NOTE: I am typing everything here on psql feel free to create a file and run the sql.

I have a structure in my database similar to a has many relation in Rails.

In my case it is one Customer can have many Phones and the other way around: one Phone belongs to one Customer.

As time goes by we realized there is no need to set a new table for that, there are PROs and CRONs of both ways, I am not talking about that in this post, feel free to leave a comment if you want 😊.

Test data

For my example I will use this SQL to create and insert some data:

create database mexample;
\c mexample;
create table customers (id integer, name text);
create table phones (id integer, number text, customer_id integer);
insert into customers (id, name) values (1, 'Alice');
insert into customers (id, name) values (2, 'Bob');
insert into customers (id, name) values (3, 'Carl');
insert into phones (id, number, customer_id) values (1, 'alice#1', 1);
insert into phones (id, number, customer_id) values (2, 'alice#2', 1);
insert into phones (id, number, customer_id) values (3, 'bob#1', 2);
  • Alice has two phone numbers
  • Bob has one, and
  • Carl has no one

Migrating

Time to migrate the data.

The first step is to add the jsonb column on customers:

alter table customers add column phones jsonb default '[]'::jsonb;

After this SQL it will be like:

mexample=# select * from customers;
 id | name  | phones
----+-------+--------
  1 | Alice | []
  2 | Bob   | []
  3 | Carl  | []
(3 rows)

Now the trickiest part, and here you have to be very careful:

  1. First, if you have a lot of customers you have to do this in batches, and I recommend that you create a status column to flag the customers you have migrated.
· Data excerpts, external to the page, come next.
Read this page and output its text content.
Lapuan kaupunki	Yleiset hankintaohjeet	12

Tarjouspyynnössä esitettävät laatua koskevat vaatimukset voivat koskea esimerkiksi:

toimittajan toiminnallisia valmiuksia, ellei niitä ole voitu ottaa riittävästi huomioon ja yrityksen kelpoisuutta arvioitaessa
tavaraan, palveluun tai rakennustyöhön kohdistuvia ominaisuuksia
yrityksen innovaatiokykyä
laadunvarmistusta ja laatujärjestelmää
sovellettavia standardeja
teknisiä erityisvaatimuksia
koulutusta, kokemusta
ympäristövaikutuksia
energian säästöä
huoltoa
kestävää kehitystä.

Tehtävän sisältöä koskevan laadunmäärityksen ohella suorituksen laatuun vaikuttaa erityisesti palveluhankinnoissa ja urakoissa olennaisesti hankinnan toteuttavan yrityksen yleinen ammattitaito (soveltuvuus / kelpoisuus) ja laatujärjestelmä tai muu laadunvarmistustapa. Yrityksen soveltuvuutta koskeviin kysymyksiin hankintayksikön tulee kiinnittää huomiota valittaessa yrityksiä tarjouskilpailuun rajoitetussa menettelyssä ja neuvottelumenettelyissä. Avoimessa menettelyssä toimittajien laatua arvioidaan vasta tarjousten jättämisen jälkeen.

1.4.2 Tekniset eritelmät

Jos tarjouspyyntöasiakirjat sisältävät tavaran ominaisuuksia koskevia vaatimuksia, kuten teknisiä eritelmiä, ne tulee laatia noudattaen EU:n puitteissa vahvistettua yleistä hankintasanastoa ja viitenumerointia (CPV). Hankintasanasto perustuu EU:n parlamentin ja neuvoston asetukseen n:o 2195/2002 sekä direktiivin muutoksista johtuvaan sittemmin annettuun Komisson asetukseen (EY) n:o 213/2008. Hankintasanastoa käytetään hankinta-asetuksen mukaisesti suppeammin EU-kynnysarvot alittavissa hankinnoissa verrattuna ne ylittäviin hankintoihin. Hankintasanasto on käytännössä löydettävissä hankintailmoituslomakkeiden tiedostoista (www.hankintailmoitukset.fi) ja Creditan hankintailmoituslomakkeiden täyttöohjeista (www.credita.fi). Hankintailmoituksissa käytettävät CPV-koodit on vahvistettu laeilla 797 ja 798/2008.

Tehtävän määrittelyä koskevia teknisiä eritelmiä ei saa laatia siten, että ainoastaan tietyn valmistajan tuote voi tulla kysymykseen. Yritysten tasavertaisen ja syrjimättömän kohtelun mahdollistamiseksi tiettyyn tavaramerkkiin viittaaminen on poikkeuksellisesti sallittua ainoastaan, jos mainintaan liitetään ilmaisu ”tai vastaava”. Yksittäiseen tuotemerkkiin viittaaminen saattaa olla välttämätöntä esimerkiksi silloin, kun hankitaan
I usually start with a batch of 200 and increase only if everything looks fine on prod and in the database
  2. Second, the app itself (Ruby) expects phones to be by default an empty array [], the app literally breaks if it is not

The point (2) was important while migrating, if the data was created within the app itself it guarantees it is an empty array. (Don't worry we fixed that later 😉).

Now the SQL to migrate:

do
$$
declare r record;
begin
  for r in select customers.id from customers
  loop
    update customers set phones = (
select
  to_json(array_agg(p))
from
  customers c
inner join
  phones p on p.customer_id = c.id
where
  p.customer_id = r.id
group by
  p.customer_id
) where customers.id = r.id;
  end loop;
end
$$;

After this SQL it will be like this:

mexample=# select * from customers;
 id | name  |                                                phones
----+-------+------------------------------------------------------------------------------------------------------
  1 | Alice | [{"id": 1, "number": "alice#1", "customer_id": 1}, {"id": 2, "number": "alice#2", "customer_id": 1}]
  2 | Bob   | [{"id": 3, "number": "bob#1", "customer_id": 2}]
  3 | Carl  |
(3 rows)

In my case I had to run this:

update customers set phones = '[]'::json where phones is null;

In order to make it look like this:

mexample=# select * from customers;
 id | name  |                                                phones
----+-------+------------------------------------------------------------------------------------------------------
  1 | Alice | [{"id": 1, "number": "alice#1", "customer_id": 1}, {"id": 2, "number": "alice#2", "customer_id": 1}]
  2 | Bob   | [{"id": 3, "number": "bob#1", "customer_id": 2}]
  3 | Carl  | []
(3 rows)

Once more in my case phones has to be an empty array and not null.

Don't forget to adapt that SQL to your case:

  • Maybe you have thousands of rows in the database for both tables
  • Maybe it is companies and addresses
  • Maybe you have a polymorphic association